September 23, 2009
As September rolls to a close, we have to begin to think about the dreaded W word. Yes, it isn’t too early to begin to think about winter.
Eventually we will get a frost that will kill off all of the vegetation. A frost will kill off many of the vegetables in your garden. When this happens, it is time to pull up the dead plants. Any of the plants that were diseased should be thrown away and not added to the compost pile. These plants will break down in the compost pile, but unless the temperature during the composting process gets high enough, you run the risk of disease organisms surviving in your compost. There is no sense in taking that chance after all of the problems facing most vegetable gardeners this season. If the plant material was not diseased, add it to the compost pile. As you clean up make sure to pull up any stems that may remain in the soil. Insects can over winter in those stems left in the garden.
Once the vegetable garden is cleaned up, add some lime to the soil. This will help to change the Ph of the soil to a more neutral level. A more neutral Ph level will allow your plants to grow better and to make better use of the fertilizer that you use in the garden. Once you have applied the lime, it is a good idea to apply the seed of a cover crop. A cover crop will germinate and its roots will hold the soil in place over the winter. Without the use of a cover crop, the wind can blow away layers of topsoil. The most commonly used cover crop used around here is winter rye. As the winter rye seed sprouts, it puts up blades that look like grass. Over time, this grassy growth will form a dense mat over your garden. In the spring, the winter rye is turned into the soil. This will add a tremendous amount of organic matter into the garden.

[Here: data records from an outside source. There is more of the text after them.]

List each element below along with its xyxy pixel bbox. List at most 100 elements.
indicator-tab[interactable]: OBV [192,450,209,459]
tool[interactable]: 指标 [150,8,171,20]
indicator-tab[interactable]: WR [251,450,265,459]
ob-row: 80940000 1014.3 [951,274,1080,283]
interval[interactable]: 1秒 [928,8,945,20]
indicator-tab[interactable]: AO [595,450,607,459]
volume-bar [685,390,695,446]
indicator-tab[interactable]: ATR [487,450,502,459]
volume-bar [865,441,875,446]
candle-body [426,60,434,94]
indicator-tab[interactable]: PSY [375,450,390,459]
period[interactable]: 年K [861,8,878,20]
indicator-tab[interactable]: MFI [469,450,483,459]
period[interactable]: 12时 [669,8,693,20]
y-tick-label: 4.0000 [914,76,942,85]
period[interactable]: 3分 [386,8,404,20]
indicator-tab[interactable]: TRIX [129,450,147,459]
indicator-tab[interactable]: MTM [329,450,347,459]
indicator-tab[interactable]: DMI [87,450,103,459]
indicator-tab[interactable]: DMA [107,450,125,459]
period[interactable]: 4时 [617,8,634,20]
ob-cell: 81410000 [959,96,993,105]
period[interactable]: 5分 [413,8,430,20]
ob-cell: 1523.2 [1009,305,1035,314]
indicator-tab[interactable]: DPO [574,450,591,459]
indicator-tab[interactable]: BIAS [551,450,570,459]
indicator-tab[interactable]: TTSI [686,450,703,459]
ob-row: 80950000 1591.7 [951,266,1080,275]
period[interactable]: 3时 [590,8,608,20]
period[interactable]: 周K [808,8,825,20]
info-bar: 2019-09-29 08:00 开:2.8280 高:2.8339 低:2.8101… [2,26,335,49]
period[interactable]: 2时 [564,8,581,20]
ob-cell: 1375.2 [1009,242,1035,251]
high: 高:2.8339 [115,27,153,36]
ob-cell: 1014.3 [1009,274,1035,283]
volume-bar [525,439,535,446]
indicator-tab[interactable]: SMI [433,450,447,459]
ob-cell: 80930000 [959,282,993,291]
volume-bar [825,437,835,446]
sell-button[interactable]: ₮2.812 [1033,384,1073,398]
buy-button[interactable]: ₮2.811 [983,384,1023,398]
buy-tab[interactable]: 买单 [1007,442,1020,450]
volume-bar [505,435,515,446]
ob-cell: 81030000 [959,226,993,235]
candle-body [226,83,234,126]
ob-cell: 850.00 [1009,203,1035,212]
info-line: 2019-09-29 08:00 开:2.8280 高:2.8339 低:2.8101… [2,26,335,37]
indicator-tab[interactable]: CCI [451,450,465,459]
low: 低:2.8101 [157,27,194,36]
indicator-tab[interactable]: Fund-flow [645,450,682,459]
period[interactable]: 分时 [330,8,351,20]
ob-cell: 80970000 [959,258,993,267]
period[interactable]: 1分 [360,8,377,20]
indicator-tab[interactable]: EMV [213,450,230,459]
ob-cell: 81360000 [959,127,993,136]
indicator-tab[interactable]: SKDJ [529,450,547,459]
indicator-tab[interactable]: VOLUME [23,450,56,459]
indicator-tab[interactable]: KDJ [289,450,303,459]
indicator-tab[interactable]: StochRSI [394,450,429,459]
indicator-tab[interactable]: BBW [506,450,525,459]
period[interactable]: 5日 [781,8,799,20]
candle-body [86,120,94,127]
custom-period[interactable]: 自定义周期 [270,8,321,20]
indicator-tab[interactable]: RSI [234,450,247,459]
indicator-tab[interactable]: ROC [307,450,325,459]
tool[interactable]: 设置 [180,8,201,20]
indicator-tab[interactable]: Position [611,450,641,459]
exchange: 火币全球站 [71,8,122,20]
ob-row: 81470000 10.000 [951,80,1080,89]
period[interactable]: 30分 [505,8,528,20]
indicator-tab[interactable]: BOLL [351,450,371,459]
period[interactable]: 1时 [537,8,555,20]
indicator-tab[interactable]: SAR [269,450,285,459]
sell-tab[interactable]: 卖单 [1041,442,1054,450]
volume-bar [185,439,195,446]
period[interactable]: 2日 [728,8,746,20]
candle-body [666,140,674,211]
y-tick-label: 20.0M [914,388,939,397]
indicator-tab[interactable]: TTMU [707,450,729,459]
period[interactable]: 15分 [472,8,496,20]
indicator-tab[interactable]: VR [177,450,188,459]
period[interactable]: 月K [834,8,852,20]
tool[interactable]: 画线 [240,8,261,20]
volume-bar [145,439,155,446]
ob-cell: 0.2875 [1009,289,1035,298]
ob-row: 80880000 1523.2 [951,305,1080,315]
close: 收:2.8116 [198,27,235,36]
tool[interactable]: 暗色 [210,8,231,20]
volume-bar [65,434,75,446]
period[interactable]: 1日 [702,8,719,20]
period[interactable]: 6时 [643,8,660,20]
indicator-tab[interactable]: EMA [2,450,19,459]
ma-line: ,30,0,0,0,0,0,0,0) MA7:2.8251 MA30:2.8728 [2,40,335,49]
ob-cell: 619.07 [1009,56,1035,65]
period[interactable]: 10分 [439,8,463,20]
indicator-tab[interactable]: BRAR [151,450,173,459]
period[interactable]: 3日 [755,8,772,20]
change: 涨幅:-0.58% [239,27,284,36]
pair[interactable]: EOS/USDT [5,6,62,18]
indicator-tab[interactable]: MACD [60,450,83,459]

Perennial gardens will need to be cut back after the first frost. It can also be done now if you have the time. You can leave any of your late flowering perennials so that you can enjoy those late flowers of summer. Once you are done with your clean up, you should add some lime to the soil. It would also be a good idea to add some superphosphate to the soil. Superphosphate adds phosphorous to the soil. Perennials use lots of phosphorous to form flower buds and to help with the development of a strong root system. Once the ground has frozen, you should apply a 3-inch layer of mulch over the perennial beds. This will help to prevent damage to the roots of the perennials caused by the alternating freezing and thawing of the soil during the winter.
Your lawn will continue to grow into the fall. By this time of the season, many of you are sick of mowing the lawn. However, if you don’t keep up with the mowing, the blades of grass will get very long and tend to flop over during the winter months. These long blades of grass, lying on the ground will lead to the development of fungus diseases on the lawn during the late winter. As hard as it may be, you will need to keep up with the mowing until the ground freezes or the blades of grass stop growing.
During the fall, many plants take up moisture through the roots and store that moisture in the twigs and stems of the plant. This allows the plants to lose moisture to the drying winter winds. Without this extra stored moisture, the plants would dry out and die. The soil in our area is very dry at this time. You should be watering those plants that need to take up extra water. This would include rose bushes and all of your broadleaf evergreens. If we don’t get a soaking rain each week, you will need to water these plants once a week until the ground freezes.